Chimamanda Ngozi Adichie
ePub r1.0
Titivillus 12-05-2018
Soy narradora. Y me gustaría narraros algunas anécdotas personales acerca de lo que me gusta llamar «el peligro de la historia única». Crecí en un campus universitario del este de Nigeria. Mi madre dice que aprendí a leer con dos años, aunque creo más probable que fuera con cuatro. En cualquier caso, fui una lectora precoz, y lo que leía eran libros infantiles británicos y estadounidenses.
También fui una escritora precoz, y cuando, hacia los siete años, empecé a escribir cuentos a lápiz ilustrados con ceras que mi pobre madre tenía la obligación de leerse, escribía exactamente el mismo tipo de historias que leía: todos mis personajes eran blancos de ojos azules, jugaban en la nieve y comían manzanas, y hablaban mucho del tiempo, de lo delicioso que era que saliera el sol.
Ahora bien, eso sucedía a pesar de vivir en Nigeria. Nunca había salido de Nigeria. Nosotros no teníamos nieve, comíamos mangos y nunca hablábamos del tiempo porque no hacía falta.
Mis personajes también bebían mucha cerveza de jengibre, porque los personajes de los libros británicos que leía la bebían. Daba igual que no tuviera ni idea de lo que era. Y durante muchos años me morí de ganas de probar la cerveza de jengibre. Pero esa es otra historia.
Lo que esto demuestra, creo yo, es lo impresionables y vulnerables que somos ante una historia, sobre todo de niños. Como solo había leído libros con personajes extranjeros, me había convencido de que los libros, por naturaleza, debían estar protagonizados por extranjeros y tratar de cosas con las que no podía identificarme. Pues bien, la situación cambió cuando descubrí los libros africanos.
No había muchos disponibles, y no eran tan fáciles de encontrar como los extranjeros. Pero gracias a escritores como Chinua Achebe y Camara Laye, mi percepción de la literatura cambió. Comprendí que en la literatura también podía existir gente como yo, chicas con la piel de color chocolate cuyo pelo rizado no caía en colas de caballo. Empecé a escribir sobre asuntos que reconocía.
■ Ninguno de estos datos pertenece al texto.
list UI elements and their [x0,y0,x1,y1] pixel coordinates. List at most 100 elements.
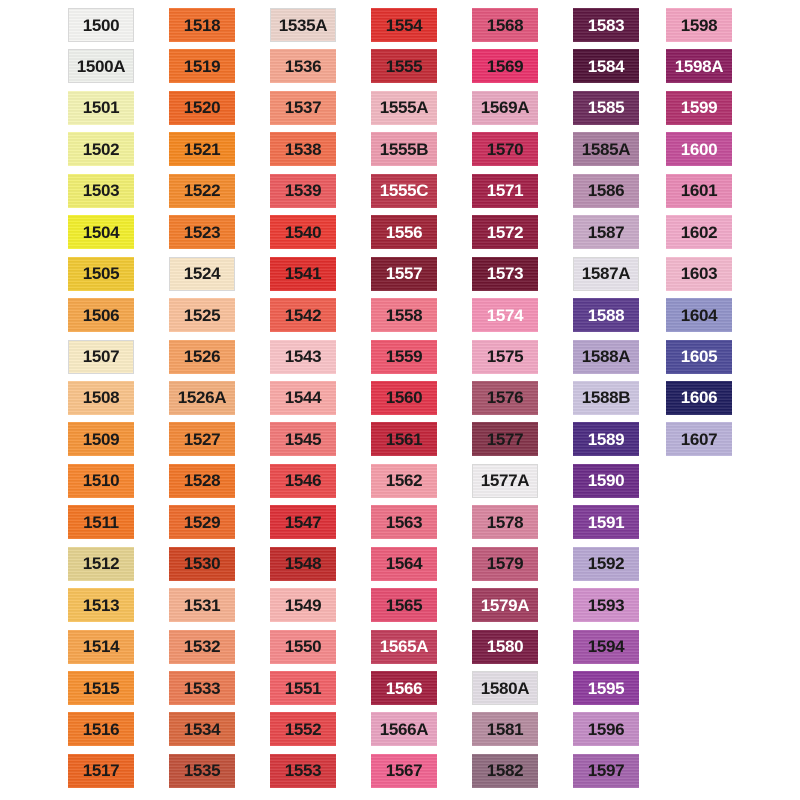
color-swatch: 1596 [573,712,639,747]
swatch-code-label: 1568 [486,15,524,35]
color-swatch: 1530 [169,546,235,581]
swatch-code-label: 1520 [183,98,221,118]
color-swatch: 1587 [573,215,639,250]
color-swatch: 1588 [573,298,639,333]
swatch-code-label: 1541 [284,264,322,284]
swatch-code-label: 1578 [486,512,524,532]
color-swatch: 1553 [270,753,336,788]
swatch-code-label: 1560 [385,388,423,408]
swatch-code-label: 1572 [486,222,524,242]
color-swatch: 1504 [68,215,134,250]
color-swatch: 1582 [472,753,538,788]
swatch-code-label: 1592 [587,554,625,574]
swatch-code-label: 1549 [284,595,322,615]
swatch-code-label: 1552 [284,719,322,739]
color-swatch: 1526A [169,380,235,415]
swatch-code-label: 1506 [82,305,120,325]
swatch-code-label: 1598A [674,56,724,76]
color-swatch: 1577A [472,463,538,498]
swatch-column: 1568 1569 1569A 1570 1571 1572 1573 1574 1575 157… [472,8,538,795]
swatch-code-label: 1511 [83,512,119,532]
swatch-code-label: 1550 [284,637,322,657]
swatch-code-label: 1555B [379,139,429,159]
color-swatch: 1570 [472,132,538,167]
color-swatch: 1552 [270,712,336,747]
color-swatch: 1535A [270,8,336,42]
color-swatch: 1569 [472,49,538,84]
swatch-code-label: 1544 [284,388,322,408]
swatch-code-label: 1518 [183,15,221,35]
swatch-code-label: 1601 [680,181,718,201]
color-swatch: 1569A [472,90,538,125]
color-swatch: 1526 [169,339,235,374]
color-swatch: 1559 [371,339,437,374]
swatch-code-label: 1579A [480,595,530,615]
swatch-code-label: 1555 [385,56,423,76]
color-swatch: 1533 [169,671,235,705]
color-swatch: 1536 [270,49,336,84]
color-swatch: 1548 [270,546,336,581]
color-swatch: 1515 [68,671,134,705]
swatch-code-label: 1583 [587,15,625,35]
swatch-code-label: 1525 [183,305,221,325]
swatch-code-label: 1577 [486,429,524,449]
swatch-code-label: 1600 [680,139,718,159]
color-swatch: 1525 [169,298,235,333]
swatch-code-label: 1581 [486,719,524,739]
swatch-code-label: 1563 [385,512,423,532]
swatch-code-label: 1580A [480,678,530,698]
swatch-code-label: 1593 [587,595,625,615]
color-swatch: 1590 [573,463,639,498]
swatch-code-label: 1588B [581,388,631,408]
color-swatch: 1550 [270,629,336,664]
swatch-code-label: 1547 [284,512,322,532]
swatch-code-label: 1569 [486,56,524,76]
swatch-code-label: 1574 [486,305,524,325]
swatch-code-label: 1504 [82,222,120,242]
swatch-code-label: 1517 [82,761,120,781]
color-swatch: 1587A [573,256,639,291]
swatch-code-label: 1587A [581,264,631,284]
swatch-code-label: 1538 [284,139,322,159]
swatch-code-label: 1526 [183,347,221,366]
swatch-code-label: 1598 [680,15,718,35]
swatch-code-label: 1543 [284,347,322,366]
swatch-code-label: 1519 [183,56,221,76]
color-swatch: 1503 [68,173,134,208]
swatch-code-label: 1565 [385,595,423,615]
swatch-column: 1500 1500A 1501 1502 1503 1504 1505 1506 1507 150… [68,8,134,795]
color-swatch: 1576 [472,380,538,415]
swatch-code-label: 1500 [82,15,120,35]
color-swatch: 1563 [371,505,437,540]
swatch-code-label: 1596 [587,719,625,739]
color-swatch: 1579A [472,588,538,623]
color-swatch: 1529 [169,505,235,540]
color-swatch: 1513 [68,588,134,623]
swatch-code-label: 1548 [284,554,322,574]
color-swatch: 1516 [68,712,134,747]
color-swatch: 1555 [371,49,437,84]
swatch-code-label: 1522 [183,181,221,201]
swatch-code-label: 1585A [581,139,631,159]
color-swatch: 1568 [472,8,538,42]
swatch-code-label: 1535 [183,761,221,781]
swatch-code-label: 1605 [680,347,718,366]
swatch-code-label: 1584 [587,56,625,76]
swatch-code-label: 1580 [486,637,524,657]
swatch-code-label: 1531 [183,595,221,615]
swatch-code-label: 1587 [587,222,625,242]
color-swatch: 1598A [666,49,732,84]
color-swatch: 1538 [270,132,336,167]
swatch-code-label: 1606 [680,388,718,408]
swatch-code-label: 1561 [385,429,423,449]
color-swatch: 1561 [371,422,437,457]
color-swatch: 1501 [68,90,134,125]
color-swatch: 1543 [270,339,336,374]
swatch-code-label: 1523 [183,222,221,242]
color-swatch: 1567 [371,753,437,788]
color-swatch: 1511 [68,505,134,540]
swatch-column: 1583 1584 1585 1585A 1586 1587 1587A 1588 1588A 1… [573,8,639,795]
color-swatch: 1586 [573,173,639,208]
color-swatch: 1606 [666,380,732,415]
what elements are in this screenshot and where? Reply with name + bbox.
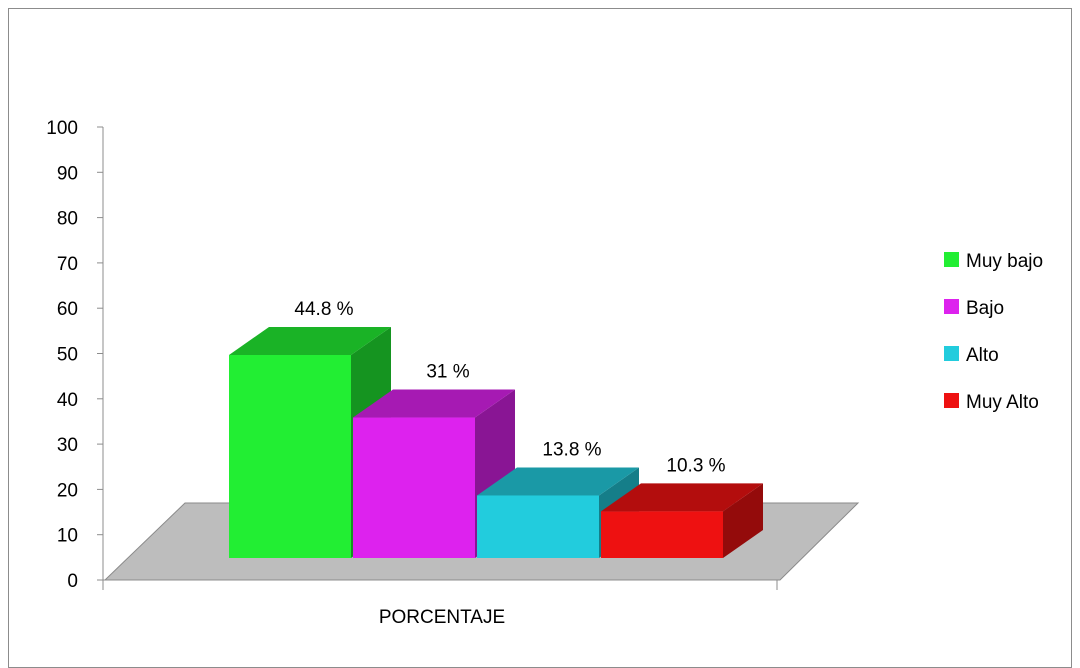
legend-item: Muy Alto xyxy=(944,392,1039,413)
y-tick-label: 20 xyxy=(57,480,78,501)
y-tick-label: 40 xyxy=(57,390,78,411)
legend-swatch xyxy=(944,393,959,408)
legend-label: Muy bajo xyxy=(966,251,1043,272)
bar-side-face xyxy=(723,483,763,558)
bar-front-face xyxy=(601,511,723,558)
bar-top-face xyxy=(601,483,763,512)
legend-item: Bajo xyxy=(944,298,1004,319)
legend-label: Bajo xyxy=(966,298,1004,319)
y-tick-label: 30 xyxy=(57,435,78,456)
y-tick-label: 100 xyxy=(46,118,78,139)
y-tick-label: 90 xyxy=(57,163,78,184)
legend-item: Muy bajo xyxy=(944,251,1043,272)
bar-front-face xyxy=(229,355,351,558)
x-category-label: PORCENTAJE xyxy=(379,607,505,628)
legend-swatch xyxy=(944,299,959,314)
data-label: 31 % xyxy=(426,362,469,383)
y-tick-label: 60 xyxy=(57,299,78,320)
y-tick-label: 0 xyxy=(67,571,78,592)
data-label: 13.8 % xyxy=(542,439,601,460)
y-tick-label: 10 xyxy=(57,526,78,547)
legend-swatch xyxy=(944,252,959,267)
y-tick-label: 50 xyxy=(57,345,78,366)
bar-top-face xyxy=(477,467,639,496)
data-label: 44.8 % xyxy=(294,299,353,320)
data-label: 10.3 % xyxy=(666,455,725,476)
bar-chart-3d: 0 10 20 30 40 50 60 70 80 90 100 44.8 % 31 % 13.8 % 1… xyxy=(46,118,1043,628)
bar-muy-alto xyxy=(601,483,763,558)
y-tick-label: 80 xyxy=(57,209,78,230)
legend-swatch xyxy=(944,346,959,361)
bar-top-face xyxy=(353,389,515,418)
bar-top-face xyxy=(229,327,391,355)
bar-front-face xyxy=(477,495,599,558)
legend-label: Muy Alto xyxy=(966,392,1039,413)
y-tick-label: 70 xyxy=(57,254,78,275)
legend-item: Alto xyxy=(944,345,999,366)
legend-label: Alto xyxy=(966,345,999,366)
bar-front-face xyxy=(353,417,475,558)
Adoraba aquellos libros británicos y estadounidenses. Avivaron mi imaginación. Me abrieron mundos nuevos. Pero la consecuencia involuntaria fue que no sabía que en la literatura cabía gente como yo. Así que el descubrimiento de los escritores africanos hizo esto por mí: me salvó de conocer solo un relato de lo que son los libros.
Vengo de una familia nigeriana convencional, de clase media. Mi padre era profesor. Mi madre, administrativa. Y por tanto disponíamos, como era costumbre, de servicio doméstico, a menudo procedente de aldeas rurales cercanas. Cuando cumplí ocho años, un chico nuevo llegó a mi casa. Se llamaba Fide. Lo único que mi madre nos contó de él fue que su familia era muy pobre. Mi madre les mandaba ñame y arroz y ropa que ya no nos poníamos. Y cuando no me acababa la cena, solía decirme: «¡Acábate la comida! ¿Es que no sabes que hay gente, como la familia de Fide, que no tiene nada?». Así que yo sentía muchísima pena por la familia de Fide.
Entonces, un sábado, fuimos de visita a su pueblo y su madre nos enseñó una preciosa cesta de rafia estampada que había confeccionado el hermano de Fide. Me quedé impresionada. No se me había ocurrido que alguien de su familia supiera hacer algo. Lo único que oía de ellos era lo pobres que eran, de modo que me resultaba imposible verlos como algo más que pobres. Su pobreza era mi relato único sobre ellos.
Años después, pensé en ello cuando dejé Nigeria para estudiar en la universidad en Estados Unidos. Tenía diecinueve años. Y dejé impresionada a mi compañera de habitación, estadounidense. La chica me preguntó dónde había aprendido a hablar inglés tan bien, y le desconcertó descubrir que el idioma oficial de Nigeria es el inglés. Me pidió escuchar lo que llamó mi «música tribal», y se llevó una gran decepción cuando saqué mi cinta de Mariah Carey. Además, mi compañera de cuarto daba por hecho que yo no sabría utilizar la cocina.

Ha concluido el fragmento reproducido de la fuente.